Roéses: ghiacciai… Specchi di luce per me più pregni di suadente malìa degli scogli sfiorati da Odisseo tenuto in lacci al suo naviglio. Li ho sempre contemplati come il luogo di un diverso vivere, pulito, attento, transitorio.
Appena sotto a un contrafforte incuneato a sostenerli ho dovuto far per una notte improvvisato letto del duro sasso, quanto scrutare in quelle ore nel lento scivolare del firmamento, nelle intrattenibili idee.

Piramide Vincent

La quota ha ragione del passo, lo vuole lento e cadenzato sul respiro impegnato a farsi profondo pur nell’inospitale aria gelida, misurato all’incedere del chiarore porpora e dorato che avanzandosi da oriente spande indaco sulle chine.
Come il granello a sé stante in un allungato rosario di cuori speranzosi della propria Margherita seguo la linea dei cordami che si destreggia tra le fessure e le voragini tane della notte; è prescritta l’attenzione.
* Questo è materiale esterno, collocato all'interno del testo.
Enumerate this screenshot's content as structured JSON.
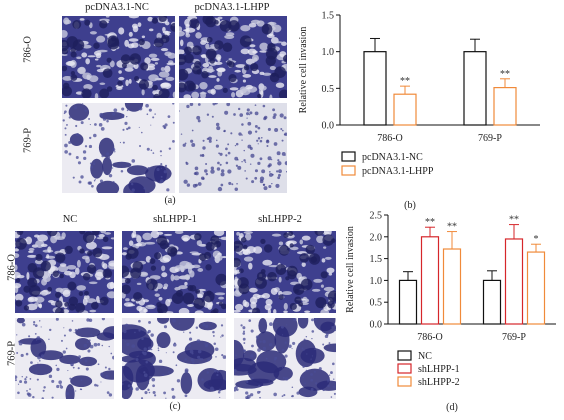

Ai contrafforti del Balmenhorn abbandono la liturgia dei canapi, mi tenta e m’invita lo scintillante crine che si diparte in direzione del Sole sorgente, sottilissima e deserta traccia graffiata sul candore morbido; da qui la prudenza ha da centuplicarsi, bisognerà presagire e scansare ogni timido sorriso delle labbra dischiuse sotto il velo abbacinante, bocche svelte ad aspirare nella tenebra i granelli sciolti e incauti. Tale però è l’incanto dell’abbraccio con il mondo dall’orizzonte sempre più vasto che qualcosa impercettibilmente muta: la concentrazione s’appoggia all’istinto e libera i sensi, lo sforzo non esige più l’impegno della muscolare volontà, ma è l’energia di una quieta estasi a supplirvi con leggerezza.
Fino a quando più in alto non rimane che il blu del cielo e sull’ultima gobba gelata un arruffato nido di pezzuole nei cinque elementari colori di pura luce rassicura d’esser giunti: più oltre è concesso che s’involino solo i pensieri – e le devozioni sfilacciate dai tessuti danzanti nel vento.